28 junho 2023

O desarranjo institucional e uma agenda para unir o Brasil

O presidente Lula começou mal o seu terceiro mandato. A inexistência de uma visão clara das reais prioridades do país o levou a perder tempo precioso para reconciliar a nação dilacerada pela polarização política e pavimentar o caminho da retomada do crescimento econômico. Em poucos meses, tornou-se evidente a disfuncionalidade do governo e a incapacidade […]

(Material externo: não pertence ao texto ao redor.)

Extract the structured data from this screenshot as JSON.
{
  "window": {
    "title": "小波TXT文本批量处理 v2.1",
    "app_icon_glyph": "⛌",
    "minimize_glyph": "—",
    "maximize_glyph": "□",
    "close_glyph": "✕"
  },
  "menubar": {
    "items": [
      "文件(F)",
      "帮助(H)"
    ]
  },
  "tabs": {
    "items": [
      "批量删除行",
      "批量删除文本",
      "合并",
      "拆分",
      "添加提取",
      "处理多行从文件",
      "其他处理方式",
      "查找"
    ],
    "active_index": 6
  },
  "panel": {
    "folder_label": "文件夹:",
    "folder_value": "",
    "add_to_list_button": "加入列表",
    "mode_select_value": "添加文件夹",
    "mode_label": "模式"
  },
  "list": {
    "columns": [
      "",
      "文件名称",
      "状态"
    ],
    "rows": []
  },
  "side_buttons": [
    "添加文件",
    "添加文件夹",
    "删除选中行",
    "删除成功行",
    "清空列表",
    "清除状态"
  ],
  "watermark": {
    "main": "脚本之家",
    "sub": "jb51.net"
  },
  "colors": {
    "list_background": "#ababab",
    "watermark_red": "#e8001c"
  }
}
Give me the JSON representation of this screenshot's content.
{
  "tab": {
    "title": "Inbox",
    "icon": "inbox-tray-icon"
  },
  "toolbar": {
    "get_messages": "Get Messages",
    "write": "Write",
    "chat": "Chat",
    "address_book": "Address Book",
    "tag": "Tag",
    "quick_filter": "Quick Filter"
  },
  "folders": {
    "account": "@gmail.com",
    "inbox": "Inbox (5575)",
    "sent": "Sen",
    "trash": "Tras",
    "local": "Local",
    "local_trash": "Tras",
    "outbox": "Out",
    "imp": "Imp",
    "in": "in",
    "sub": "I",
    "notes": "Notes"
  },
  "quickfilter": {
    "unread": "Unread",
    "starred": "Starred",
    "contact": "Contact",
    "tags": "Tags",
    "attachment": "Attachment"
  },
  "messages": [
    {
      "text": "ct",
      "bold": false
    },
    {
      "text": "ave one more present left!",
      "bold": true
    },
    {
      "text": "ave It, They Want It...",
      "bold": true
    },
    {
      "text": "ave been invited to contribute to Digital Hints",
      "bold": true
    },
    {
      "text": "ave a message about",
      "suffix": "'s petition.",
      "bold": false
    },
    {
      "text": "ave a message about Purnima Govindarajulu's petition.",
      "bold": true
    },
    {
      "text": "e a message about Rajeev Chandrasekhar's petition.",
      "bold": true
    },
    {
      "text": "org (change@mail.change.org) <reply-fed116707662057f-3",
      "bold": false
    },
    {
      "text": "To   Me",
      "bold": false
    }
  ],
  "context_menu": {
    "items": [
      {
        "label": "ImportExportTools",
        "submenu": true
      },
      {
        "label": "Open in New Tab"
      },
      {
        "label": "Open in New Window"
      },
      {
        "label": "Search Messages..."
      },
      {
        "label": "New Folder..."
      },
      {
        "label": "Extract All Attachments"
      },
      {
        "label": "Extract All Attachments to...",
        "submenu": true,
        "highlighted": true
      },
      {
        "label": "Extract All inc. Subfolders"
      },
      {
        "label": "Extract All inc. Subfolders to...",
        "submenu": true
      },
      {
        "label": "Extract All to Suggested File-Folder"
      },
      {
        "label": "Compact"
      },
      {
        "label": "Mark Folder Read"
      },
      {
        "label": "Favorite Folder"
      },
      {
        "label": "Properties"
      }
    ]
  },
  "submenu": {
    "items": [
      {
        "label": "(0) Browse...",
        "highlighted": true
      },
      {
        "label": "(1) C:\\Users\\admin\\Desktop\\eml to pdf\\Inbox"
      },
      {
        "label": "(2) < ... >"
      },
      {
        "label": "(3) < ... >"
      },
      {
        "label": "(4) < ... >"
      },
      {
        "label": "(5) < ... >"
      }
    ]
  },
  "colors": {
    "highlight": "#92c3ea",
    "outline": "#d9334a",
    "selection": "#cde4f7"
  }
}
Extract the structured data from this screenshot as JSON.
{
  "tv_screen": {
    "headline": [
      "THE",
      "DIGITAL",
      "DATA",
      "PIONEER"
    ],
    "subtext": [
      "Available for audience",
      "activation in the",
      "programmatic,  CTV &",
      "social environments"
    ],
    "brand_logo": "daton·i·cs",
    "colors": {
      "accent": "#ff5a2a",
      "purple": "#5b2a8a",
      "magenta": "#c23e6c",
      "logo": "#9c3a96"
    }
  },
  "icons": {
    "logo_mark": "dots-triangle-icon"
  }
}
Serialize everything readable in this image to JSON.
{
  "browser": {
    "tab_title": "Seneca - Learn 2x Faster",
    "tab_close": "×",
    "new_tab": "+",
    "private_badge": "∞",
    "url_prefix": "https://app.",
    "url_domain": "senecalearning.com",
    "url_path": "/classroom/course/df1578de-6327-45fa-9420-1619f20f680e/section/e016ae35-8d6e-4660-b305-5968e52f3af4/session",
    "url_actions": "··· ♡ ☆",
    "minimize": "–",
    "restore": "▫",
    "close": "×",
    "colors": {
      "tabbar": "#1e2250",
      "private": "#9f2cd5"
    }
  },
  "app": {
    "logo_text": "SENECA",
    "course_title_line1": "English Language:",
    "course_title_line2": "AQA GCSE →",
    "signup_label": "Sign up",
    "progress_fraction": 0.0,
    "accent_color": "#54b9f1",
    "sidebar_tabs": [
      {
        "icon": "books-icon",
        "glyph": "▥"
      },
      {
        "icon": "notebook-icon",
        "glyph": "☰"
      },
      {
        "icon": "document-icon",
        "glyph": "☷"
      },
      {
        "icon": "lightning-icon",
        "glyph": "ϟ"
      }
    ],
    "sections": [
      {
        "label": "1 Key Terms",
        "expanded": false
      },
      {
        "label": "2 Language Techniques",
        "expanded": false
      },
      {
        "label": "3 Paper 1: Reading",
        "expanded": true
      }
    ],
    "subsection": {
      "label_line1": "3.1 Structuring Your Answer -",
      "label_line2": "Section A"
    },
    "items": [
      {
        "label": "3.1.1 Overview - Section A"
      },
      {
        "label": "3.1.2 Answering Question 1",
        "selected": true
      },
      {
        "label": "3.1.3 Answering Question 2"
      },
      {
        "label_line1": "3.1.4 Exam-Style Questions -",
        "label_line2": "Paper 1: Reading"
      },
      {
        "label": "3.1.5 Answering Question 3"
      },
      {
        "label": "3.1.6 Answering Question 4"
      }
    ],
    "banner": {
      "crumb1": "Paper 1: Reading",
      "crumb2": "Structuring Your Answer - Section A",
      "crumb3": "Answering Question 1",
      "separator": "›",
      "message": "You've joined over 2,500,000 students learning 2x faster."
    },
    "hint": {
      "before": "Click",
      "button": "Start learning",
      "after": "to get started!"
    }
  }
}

O presidente Lula começou mal o seu terceiro mandato. A inexistência de uma visão clara das reais prioridades do país o levou a perder tempo precioso para reconciliar a nação dilacerada pela polarização política e pavimentar o caminho da retomada do crescimento econômico. Em poucos meses, tornou-se evidente a disfuncionalidade do governo e a incapacidade de o presidente Lula construir uma base de apoio político no Congresso. Ao perceber que o governo está à deriva, os interesses imediatistas e paroquiais da política ocuparam o palco central. O loteamento de cargos no governo federal e a distribuição generosa de verbas para parlamentares não foram suficientes para edificar uma sólida maioria no Parlamento. A lua de mel com o povo está prestes a terminar e o tom das cobranças aumentará com a crescente percepção de que o país permanecerá no atoleiro do baixo crescimento econômico e dividido pela polarização política.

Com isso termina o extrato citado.